Venerdì durante la commissione consiliare si è fatto il punto della situazione sicurezza e sono state portate anche alcune proposte a nome dei cittadini: come l’installazione di nuovi lampioni. Secondo lei quali sono le possibili soluzioni per rendere più sicuro il quartiere?

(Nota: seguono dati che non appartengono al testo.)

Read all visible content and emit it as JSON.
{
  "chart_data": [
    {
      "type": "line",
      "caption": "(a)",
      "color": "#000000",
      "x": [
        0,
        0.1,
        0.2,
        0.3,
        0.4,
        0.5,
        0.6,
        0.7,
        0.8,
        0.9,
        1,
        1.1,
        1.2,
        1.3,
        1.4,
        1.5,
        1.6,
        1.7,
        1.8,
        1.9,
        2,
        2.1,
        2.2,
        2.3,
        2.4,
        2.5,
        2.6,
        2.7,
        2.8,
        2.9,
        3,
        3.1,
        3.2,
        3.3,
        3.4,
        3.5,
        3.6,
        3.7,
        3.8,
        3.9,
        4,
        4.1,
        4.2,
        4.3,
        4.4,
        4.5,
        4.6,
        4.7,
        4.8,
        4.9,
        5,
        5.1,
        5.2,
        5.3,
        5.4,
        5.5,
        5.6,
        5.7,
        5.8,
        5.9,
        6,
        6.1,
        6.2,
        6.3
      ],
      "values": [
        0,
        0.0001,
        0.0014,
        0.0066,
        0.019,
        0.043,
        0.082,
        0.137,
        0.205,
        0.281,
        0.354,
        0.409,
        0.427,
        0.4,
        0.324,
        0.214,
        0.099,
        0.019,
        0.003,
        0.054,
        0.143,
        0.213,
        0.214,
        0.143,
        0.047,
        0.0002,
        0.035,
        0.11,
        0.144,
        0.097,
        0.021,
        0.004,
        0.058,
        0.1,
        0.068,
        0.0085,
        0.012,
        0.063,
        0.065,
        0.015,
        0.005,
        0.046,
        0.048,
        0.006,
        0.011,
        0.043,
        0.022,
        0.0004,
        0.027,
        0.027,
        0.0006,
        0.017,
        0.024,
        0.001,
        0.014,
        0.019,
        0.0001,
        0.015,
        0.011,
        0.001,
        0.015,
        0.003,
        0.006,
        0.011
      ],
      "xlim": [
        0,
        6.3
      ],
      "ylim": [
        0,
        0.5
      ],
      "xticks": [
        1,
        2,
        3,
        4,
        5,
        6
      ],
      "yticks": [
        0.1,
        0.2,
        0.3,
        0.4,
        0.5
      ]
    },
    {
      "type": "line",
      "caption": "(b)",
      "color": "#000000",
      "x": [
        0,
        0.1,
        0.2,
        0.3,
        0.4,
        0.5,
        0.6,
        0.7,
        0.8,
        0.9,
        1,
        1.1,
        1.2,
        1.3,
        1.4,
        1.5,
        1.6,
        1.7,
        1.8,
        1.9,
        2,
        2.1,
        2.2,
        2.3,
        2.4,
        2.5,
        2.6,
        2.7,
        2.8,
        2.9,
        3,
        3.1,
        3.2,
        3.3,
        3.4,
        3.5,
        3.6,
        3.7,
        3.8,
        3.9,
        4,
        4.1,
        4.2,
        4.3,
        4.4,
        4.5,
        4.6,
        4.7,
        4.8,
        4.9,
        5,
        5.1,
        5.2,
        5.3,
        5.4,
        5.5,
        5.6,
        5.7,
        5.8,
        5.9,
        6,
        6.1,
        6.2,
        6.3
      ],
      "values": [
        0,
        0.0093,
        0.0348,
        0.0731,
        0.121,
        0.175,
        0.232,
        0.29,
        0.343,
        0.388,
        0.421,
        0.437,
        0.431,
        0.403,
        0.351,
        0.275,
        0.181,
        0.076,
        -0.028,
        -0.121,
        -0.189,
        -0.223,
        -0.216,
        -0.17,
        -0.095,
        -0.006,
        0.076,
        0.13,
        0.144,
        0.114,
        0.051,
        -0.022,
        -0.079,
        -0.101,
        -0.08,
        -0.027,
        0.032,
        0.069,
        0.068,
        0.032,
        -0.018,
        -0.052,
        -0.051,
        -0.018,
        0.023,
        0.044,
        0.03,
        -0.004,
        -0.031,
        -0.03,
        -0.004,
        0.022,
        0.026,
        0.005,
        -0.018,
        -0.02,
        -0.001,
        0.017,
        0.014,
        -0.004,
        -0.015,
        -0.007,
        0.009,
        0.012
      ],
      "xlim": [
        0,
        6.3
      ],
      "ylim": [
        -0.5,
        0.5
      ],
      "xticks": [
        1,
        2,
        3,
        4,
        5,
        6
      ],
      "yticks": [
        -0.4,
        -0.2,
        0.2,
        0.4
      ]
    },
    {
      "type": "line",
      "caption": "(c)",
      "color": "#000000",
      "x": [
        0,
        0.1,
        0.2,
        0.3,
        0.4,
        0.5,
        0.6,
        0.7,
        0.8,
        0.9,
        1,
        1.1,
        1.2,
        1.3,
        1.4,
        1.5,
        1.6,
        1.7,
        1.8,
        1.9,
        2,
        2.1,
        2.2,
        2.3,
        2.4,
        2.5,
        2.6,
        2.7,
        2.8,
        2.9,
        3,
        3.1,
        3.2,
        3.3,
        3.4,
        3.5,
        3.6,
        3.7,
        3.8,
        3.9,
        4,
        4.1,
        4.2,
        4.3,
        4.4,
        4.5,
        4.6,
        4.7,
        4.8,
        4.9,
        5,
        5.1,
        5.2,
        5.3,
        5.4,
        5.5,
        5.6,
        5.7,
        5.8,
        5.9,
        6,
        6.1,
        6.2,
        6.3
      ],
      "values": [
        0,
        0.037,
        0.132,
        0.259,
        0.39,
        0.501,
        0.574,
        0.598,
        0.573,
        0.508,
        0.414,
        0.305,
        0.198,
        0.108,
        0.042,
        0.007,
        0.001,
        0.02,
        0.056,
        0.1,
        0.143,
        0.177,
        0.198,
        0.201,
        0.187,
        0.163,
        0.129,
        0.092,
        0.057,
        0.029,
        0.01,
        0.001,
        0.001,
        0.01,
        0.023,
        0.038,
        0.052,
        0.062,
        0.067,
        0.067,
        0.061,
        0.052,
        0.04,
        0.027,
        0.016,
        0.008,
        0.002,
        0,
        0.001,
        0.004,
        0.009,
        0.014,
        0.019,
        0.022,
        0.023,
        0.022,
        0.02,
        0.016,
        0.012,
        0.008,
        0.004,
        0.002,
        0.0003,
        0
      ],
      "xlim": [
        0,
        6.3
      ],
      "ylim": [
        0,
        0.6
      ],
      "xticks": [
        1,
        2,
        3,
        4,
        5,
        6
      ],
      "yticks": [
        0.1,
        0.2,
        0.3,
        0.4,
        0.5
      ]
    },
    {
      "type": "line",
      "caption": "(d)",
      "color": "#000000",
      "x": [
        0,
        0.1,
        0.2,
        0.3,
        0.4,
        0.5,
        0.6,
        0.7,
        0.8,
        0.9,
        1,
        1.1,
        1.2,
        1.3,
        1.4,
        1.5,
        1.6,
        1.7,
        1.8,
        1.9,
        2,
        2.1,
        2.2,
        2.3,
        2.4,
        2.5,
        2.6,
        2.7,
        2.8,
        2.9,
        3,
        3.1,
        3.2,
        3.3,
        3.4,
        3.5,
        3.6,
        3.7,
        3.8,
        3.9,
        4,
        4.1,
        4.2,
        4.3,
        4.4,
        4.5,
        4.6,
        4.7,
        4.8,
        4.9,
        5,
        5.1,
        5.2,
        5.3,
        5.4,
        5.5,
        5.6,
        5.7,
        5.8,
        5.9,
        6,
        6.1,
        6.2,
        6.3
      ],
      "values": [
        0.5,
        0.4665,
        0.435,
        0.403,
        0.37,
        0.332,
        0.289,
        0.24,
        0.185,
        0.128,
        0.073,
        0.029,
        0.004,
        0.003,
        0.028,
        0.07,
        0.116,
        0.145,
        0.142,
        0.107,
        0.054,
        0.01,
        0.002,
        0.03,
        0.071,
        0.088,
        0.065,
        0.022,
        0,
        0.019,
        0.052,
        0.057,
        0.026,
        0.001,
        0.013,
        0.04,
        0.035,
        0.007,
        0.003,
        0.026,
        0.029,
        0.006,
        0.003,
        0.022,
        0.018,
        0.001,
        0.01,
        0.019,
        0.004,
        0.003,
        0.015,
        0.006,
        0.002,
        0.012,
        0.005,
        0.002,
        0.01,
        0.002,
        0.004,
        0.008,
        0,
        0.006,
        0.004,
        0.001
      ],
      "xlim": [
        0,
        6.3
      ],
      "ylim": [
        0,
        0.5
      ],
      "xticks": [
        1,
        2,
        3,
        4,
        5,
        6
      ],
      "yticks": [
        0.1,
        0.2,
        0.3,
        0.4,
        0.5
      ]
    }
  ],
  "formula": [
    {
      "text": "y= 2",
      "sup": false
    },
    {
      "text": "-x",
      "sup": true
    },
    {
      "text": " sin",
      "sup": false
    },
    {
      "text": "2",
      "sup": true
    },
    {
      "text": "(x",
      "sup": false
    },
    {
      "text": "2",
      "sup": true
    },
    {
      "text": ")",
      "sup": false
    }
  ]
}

«Noi come 2^ Circoscrizione abbiamo vissuto una stagione complicata tra le fine del 2018 e il 2019 in Valdonega, dove si erano svolti numerosi furti in abitazioni e in quel contesto avevamo proposto all’amministrazione di attivare il progetto del “Controllo di vicinato”. È un progetto che viene siglato con un protocollo di intesa tra la Prefettura e i comuni e Verona ha sottoscritto il protocollo nel 2019, ma è rimasto solo sulla carta e non ha avuto un risvolto pratico. Il controllo di vicinato risponde a un diritto dei cittadini: quello di essere e sentirsi sicuri attivando una serie di reti sui quartieri in modo che ci sia una collaborazione dei cittadini. Il controllo di vicinato, che abbiamo sollecitato all’assessore Padovani venerdì scorso, porta avanti anche una formazione per i cittadini, che possono segnalare sia i furti, che i tentati furti, senza sostituirsi alle forze dell’ordine».